I don't know why those words come out of my mouth. I never wanted to join the military. My father was a Marine, and not even the apocalypse has softened by hatred of him. But for some reason, my instincts say it is a good idea.
"That so?" The officer arched an eyebrow. "What makes you say that?"
"Simple, sir. I can fight, I can survive, and I can take orders. I made it up here after Sacramento collapsed."
"No shit? Well, I suppose it's worth a shot. I'll get the paperwork in a minute."
He held out his hand. "Welcome to the Federal Disaster Response Agency, Mr. Veach."
I shook it. "Thank you, sir."
Chapter 8 - Seattle
FEDRA OFFICER: What's going on, Private?
STEVEN: Sir, I wanted to be discreet about this, but…well, I saw two soldiers raping a civilian.
FEDRA OFFICER: And?
[shock.]
STEVEN: And…it's a rape, sir.
FEDRA OFFICER: These are messy times, private. We do what we need to to maintain order in the Zone.
STEVEN: I…with all due respect, sir, how does RAPE maintain order?
FEDRA OFFICER: By keeping our troops happy. We can't pay them, and we can only make the accommodations so luxurious. This is a necessary part of our job, private. Don't like it? Feel free to leave the Zone.
[pause.]
FEDRA OFFICER: Understood, private?
STEVEN: Yes, sir.
7 years later…
FEDRA OFFICER: Steven, this is the last time I am going to tell you this: Drop. It.
STEVEN: But-
FEDRA OFFICER: That is an ORDER, corporal! We do what is necessary to maintain order in the Zone. And if I hear another word out of your mouth about our methods, I'm going to have you court-martialed for treason. Understood?
"Understood."
"Good. Back to work, now."
-odsi-
I stare at the graffiti in front of my apartment. "PIG" in giant letters. "FUCK FEDRA" directly beneath it. I scowl. But I also think about it. Seattle is not pleasant if you are not one of us.
Before I can contemplate this further, I am grabbed from behind and chloroform is forced onto my face.
Chapter 9 - Wolves
The hoodie is itchy and uncomfortable.
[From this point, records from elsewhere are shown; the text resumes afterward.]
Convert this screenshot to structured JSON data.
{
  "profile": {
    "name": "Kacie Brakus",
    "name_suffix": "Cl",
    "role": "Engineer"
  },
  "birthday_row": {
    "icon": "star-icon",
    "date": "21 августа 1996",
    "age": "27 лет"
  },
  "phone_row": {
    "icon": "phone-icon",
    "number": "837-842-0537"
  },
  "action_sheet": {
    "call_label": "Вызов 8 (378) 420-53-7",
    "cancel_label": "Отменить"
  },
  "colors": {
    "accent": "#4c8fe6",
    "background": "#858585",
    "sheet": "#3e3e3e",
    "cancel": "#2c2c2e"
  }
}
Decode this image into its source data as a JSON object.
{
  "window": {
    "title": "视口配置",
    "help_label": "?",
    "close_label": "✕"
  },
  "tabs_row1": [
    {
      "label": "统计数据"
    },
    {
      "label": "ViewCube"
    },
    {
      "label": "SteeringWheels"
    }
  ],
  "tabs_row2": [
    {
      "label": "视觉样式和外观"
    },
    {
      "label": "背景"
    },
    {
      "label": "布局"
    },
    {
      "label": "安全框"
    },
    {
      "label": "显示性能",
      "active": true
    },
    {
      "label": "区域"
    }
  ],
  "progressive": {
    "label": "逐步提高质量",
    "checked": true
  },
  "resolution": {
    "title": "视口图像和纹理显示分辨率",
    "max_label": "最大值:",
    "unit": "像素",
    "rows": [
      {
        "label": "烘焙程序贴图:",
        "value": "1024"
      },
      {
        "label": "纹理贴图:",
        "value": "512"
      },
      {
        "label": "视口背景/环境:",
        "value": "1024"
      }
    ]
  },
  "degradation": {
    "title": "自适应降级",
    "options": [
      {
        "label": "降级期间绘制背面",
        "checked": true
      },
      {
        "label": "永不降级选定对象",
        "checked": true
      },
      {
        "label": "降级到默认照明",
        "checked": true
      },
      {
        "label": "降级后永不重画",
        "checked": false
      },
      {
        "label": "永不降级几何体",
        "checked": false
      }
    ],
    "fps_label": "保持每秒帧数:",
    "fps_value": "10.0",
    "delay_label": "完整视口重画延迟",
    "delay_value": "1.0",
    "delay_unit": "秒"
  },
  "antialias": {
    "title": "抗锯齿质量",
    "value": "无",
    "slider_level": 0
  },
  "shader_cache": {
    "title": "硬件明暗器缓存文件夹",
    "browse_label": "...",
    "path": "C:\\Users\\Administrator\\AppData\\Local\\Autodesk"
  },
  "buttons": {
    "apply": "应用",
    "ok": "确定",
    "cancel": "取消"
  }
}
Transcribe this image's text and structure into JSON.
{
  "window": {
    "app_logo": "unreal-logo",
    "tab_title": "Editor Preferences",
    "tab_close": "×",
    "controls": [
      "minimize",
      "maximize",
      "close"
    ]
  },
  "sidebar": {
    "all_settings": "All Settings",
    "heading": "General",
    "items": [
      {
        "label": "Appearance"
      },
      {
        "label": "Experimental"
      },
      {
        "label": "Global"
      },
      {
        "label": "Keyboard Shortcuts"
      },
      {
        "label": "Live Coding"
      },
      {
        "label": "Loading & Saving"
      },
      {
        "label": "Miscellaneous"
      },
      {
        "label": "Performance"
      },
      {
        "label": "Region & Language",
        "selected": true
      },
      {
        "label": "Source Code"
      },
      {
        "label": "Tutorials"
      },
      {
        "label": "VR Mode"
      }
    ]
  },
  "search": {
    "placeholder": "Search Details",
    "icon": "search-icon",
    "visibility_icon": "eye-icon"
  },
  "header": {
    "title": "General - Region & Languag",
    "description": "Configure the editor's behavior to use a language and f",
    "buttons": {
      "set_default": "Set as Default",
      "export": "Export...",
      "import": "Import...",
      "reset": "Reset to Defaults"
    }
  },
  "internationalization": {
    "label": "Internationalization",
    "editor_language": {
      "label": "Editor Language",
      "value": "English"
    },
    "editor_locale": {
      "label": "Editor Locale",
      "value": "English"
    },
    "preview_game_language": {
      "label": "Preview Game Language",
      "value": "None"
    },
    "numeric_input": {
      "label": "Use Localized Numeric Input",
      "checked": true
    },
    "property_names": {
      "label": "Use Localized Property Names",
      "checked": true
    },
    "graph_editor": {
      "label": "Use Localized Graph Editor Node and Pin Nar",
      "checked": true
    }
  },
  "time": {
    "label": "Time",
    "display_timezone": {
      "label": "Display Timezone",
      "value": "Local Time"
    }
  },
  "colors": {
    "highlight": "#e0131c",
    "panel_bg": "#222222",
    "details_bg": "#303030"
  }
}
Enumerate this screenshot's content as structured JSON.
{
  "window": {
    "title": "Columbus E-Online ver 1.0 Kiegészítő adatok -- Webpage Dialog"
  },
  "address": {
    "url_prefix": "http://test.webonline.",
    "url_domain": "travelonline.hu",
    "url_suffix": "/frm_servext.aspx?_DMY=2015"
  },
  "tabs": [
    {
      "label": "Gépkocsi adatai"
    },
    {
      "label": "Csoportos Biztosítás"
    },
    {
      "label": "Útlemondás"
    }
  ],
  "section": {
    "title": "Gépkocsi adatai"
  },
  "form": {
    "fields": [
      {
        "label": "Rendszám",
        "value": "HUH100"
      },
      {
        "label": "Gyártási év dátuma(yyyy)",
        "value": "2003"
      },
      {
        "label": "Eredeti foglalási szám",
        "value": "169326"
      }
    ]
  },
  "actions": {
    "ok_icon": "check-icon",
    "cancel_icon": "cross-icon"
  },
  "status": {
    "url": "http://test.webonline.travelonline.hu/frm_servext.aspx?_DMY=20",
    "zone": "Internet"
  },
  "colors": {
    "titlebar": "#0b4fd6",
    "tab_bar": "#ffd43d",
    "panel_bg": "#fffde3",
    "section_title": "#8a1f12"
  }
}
Intellectually I understand it is necessary; you didn't kidnap a FEDRA soldier and then let him know where your headquarters was. But it is still irritating.
At length it is finally removed and I am sat upright. I find myself staring at an older black man whom I instinctually know has the air of a leader. I make a guess that the white man with graying hair standing next to him is his right-hand man.
"Do you know why you're here?" The black man asks.
I shake my head.
"You do, you just don't know it for certain yet." His eyes narrow. "You won't get our names. You haven't earned them yet. But you're here because you're a FEDRA soldier that hates FEDRA. Aren't you?"
"What?" I try my best to sound offended. "How could-"
"Shut up," the gray-haired man interrupts. "We've been watching you. Bribed a few soldiers to learn about you. You want FEDRA gone just like we do and you regret joining the wrong team."
The gray-haired man pauses.
"So how would you like to be a mole?"
I consider the question, long and hard.
-odsi-
5 years later…
"FUCK FEDRA! WE'RE THE WOLVES!"
I enthusiastically sing the final lyrics to our fight song as the last bus makes its way to the Stadium, which I happen to be on.
The civilians are wary. They are being taken from the safety of the quarantine zone into an uncertain future in the Stadium. But I have heard of Isaac's plan, and I am confident in its success.
Today is a new day for Seattle.
Epilogue: Ellie
Present Day (2038)
Steven loved sniping from the Monorail. The Scars usually figured out where he was before long, but he always made it down in-
"Veach? You there?"
I pick up the radio. "Yup."
"We've got a situation down by the old arcade. Really tough trespasser. Think you can handle it?"
"Of course!"
-odsi-
He couldn't, obviously. Ellie is the protagonist, and Steven is merely a background soldier. He has no chance.
Thus when he surprised Ellie shortly after she had defeated the Arcade Room Bloater, they struggled for a few moments before the knife landed in his throat just as it did Jordan's. The final words he heard were the same ones Jordan did: "GOT YOU, MOTHERFUCKER!"
Thus Steven Veach ended his life as one of the many redshirts killed by Ellie in her relentless quest for revenge.